Google used its Cloud Next event to recast Workspace as more than a set of office apps. The company introduced Workspace Intelligence, a new layer built to automate routine work across Gmail, Calendar, Chat, Docs, Sheets and Drive, turning the familiar productivity suite into a system that can prepare, organize and draft material with far less manual input.

The clearest example came in Sheets. Google said users can prompt Gemini to construct spreadsheets and even fill in cells automatically through prompt-based filling. It also said the system can turn unstructured data into organized tables, a shift that moves the tool beyond recommendations and into direct task execution. Google said that approach can make spreadsheet creation and data entry nine times faster than doing the work by hand.

AI-generated illustration

Docs received a similar expansion. Users can ask Gemini to generate, write, refine or match their own style, which effectively turns the document editor into a drafting partner rather than a blank page. The system can also pull context from a user’s Workspace content, including Gmail, Calendar, Chat and Drive, along with the internet, to shape output. In practical terms, that means an employee could ask for a meeting brief, a first draft of a memo or a cleaned-up report without manually opening every source file, email thread or calendar invite.

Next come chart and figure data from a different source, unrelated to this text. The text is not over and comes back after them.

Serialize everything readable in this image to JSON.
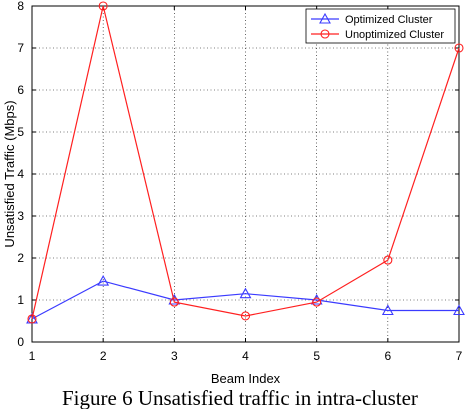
{
  "chart_data": {
    "type": "line",
    "title": "",
    "xlabel": "Beam Index",
    "ylabel": "Unsatisfied Traffic (Mbps)",
    "x": [
      1,
      2,
      3,
      4,
      5,
      6,
      7
    ],
    "xlim": [
      1,
      7
    ],
    "ylim": [
      0,
      8
    ],
    "xticks": [
      "1",
      "2",
      "3",
      "4",
      "5",
      "6",
      "7"
    ],
    "yticks": [
      "0",
      "1",
      "2",
      "3",
      "4",
      "5",
      "6",
      "7",
      "8"
    ],
    "grid": true,
    "legend_position": "top-right",
    "series": [
      {
        "name": "Optimized Cluster",
        "marker": "triangle",
        "color": "#3b3bff",
        "values": [
          0.55,
          1.45,
          1.0,
          1.15,
          1.0,
          0.75,
          0.75
        ]
      },
      {
        "name": "Unoptimized Cluster",
        "marker": "circle",
        "color": "#ff2020",
        "values": [
          0.55,
          8.0,
          0.95,
          0.62,
          0.95,
          1.95,
          7.0
        ]
      }
    ]
  },
  "caption": "Figure 6 Unsatisfied traffic in intra-cluster"
}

The business case is clear: Google is trying to own the workflow, not just the software. Enterprise customers remain the prize because they already live inside Workspace every day, giving Google a built-in base as it pushes productivity software toward an AI operating layer. That puts Google in direct competition with Microsoft and a crowded field of startups all trying to become the default interface for office work.

The privacy and control questions are built into the rollout. Google said administrators can decide what data the AI can access, and users can disable access to specific sources at any time. That may reassure some workplaces, but it also shows how much of daily office life Google now wants inside the system. Email, calendars, chat threads, shared drives and spreadsheets are no longer separate steps in a process. They are becoming raw material for an assistant that can assemble the first draft, structure the file and keep the work inside Google’s ecosystem.